Following the release of meeting minutes, Federal Reserve Bank of St. Louis President James Bullard said he was leaning towards another big 75 basis point rate hike at the central bank’s September meeting. Meanwhile, Richmond Fed President Tom Barkin said the Fed will “do whatever is necessary” to push inflation back towards its 2% target, according to a Bloomberg report, while Portal reported that Barkin said the efforts the Fed would not have to be “catastrophic”.

See: Stop misinterpreting the Fed: it doesn’t get cold feet when it comes to battling inflation

According to Citi Research, the bear market rally refers to a rebound of at least 10% that occurs between the top and the bottom. “If a new low is made after a 10% rally, the next rally of more than 10% is a separate bear market rally (or a bull market if new lows are not subsequently made),” strategists wrote.

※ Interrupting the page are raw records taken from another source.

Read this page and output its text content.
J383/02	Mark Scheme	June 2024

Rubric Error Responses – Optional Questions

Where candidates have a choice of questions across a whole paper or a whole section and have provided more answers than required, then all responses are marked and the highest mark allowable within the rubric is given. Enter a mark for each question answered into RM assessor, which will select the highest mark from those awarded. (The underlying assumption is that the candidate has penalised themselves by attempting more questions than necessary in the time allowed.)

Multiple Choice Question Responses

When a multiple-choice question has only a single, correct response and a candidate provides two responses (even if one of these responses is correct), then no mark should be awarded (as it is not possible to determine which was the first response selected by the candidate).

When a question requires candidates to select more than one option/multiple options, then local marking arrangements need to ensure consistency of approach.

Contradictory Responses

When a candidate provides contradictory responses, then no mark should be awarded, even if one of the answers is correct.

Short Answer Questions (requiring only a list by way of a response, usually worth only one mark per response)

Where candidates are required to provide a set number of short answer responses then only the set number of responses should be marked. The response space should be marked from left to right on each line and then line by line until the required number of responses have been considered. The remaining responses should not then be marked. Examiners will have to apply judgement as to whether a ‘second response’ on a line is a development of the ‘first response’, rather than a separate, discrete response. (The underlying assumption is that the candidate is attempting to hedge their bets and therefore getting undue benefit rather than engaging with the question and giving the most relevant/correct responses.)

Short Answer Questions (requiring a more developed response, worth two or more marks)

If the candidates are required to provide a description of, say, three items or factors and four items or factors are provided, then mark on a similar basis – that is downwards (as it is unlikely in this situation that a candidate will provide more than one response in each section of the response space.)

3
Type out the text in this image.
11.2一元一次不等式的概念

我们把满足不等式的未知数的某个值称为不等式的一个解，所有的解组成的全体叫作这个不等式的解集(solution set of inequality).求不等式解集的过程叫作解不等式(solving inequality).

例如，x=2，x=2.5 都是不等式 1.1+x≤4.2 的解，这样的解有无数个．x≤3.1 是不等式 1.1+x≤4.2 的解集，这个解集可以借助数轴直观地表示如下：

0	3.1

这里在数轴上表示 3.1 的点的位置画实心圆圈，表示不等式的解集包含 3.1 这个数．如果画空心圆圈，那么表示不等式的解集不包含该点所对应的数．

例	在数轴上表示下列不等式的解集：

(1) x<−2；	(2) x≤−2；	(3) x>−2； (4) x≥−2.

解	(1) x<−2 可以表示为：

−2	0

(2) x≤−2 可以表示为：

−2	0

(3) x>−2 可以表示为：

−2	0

The S&P 500 SPX, -1.29%, is up 15.4% from its 52-week low of 3666.77 on June 16, while the Dow Jones Industrial Average DJIA, -0.86%, is up 12. Gained 9% and the NASDAQ Composite COMP, -2.01%, is up 19.4% from its mid-June lows, according to Dow Jones Market Data. Overall, Citigroup noted that three indices have rallied 17% in the past 42 trading days since June 16.

US stocks ended the week significantly lower. The Dow Jones Industrial Average DJIA, -0.86%, fell 292.30 points, or 0.9%, to close at 33,706.74. . The S&P 500 SPX, -1.29%, fell 55.26 points, or 1.3%, to close at 4,228.48. The Nasdaq Composite COMP, -2.01%, fell 260.13 points, or 2.0%, to 12,705.22.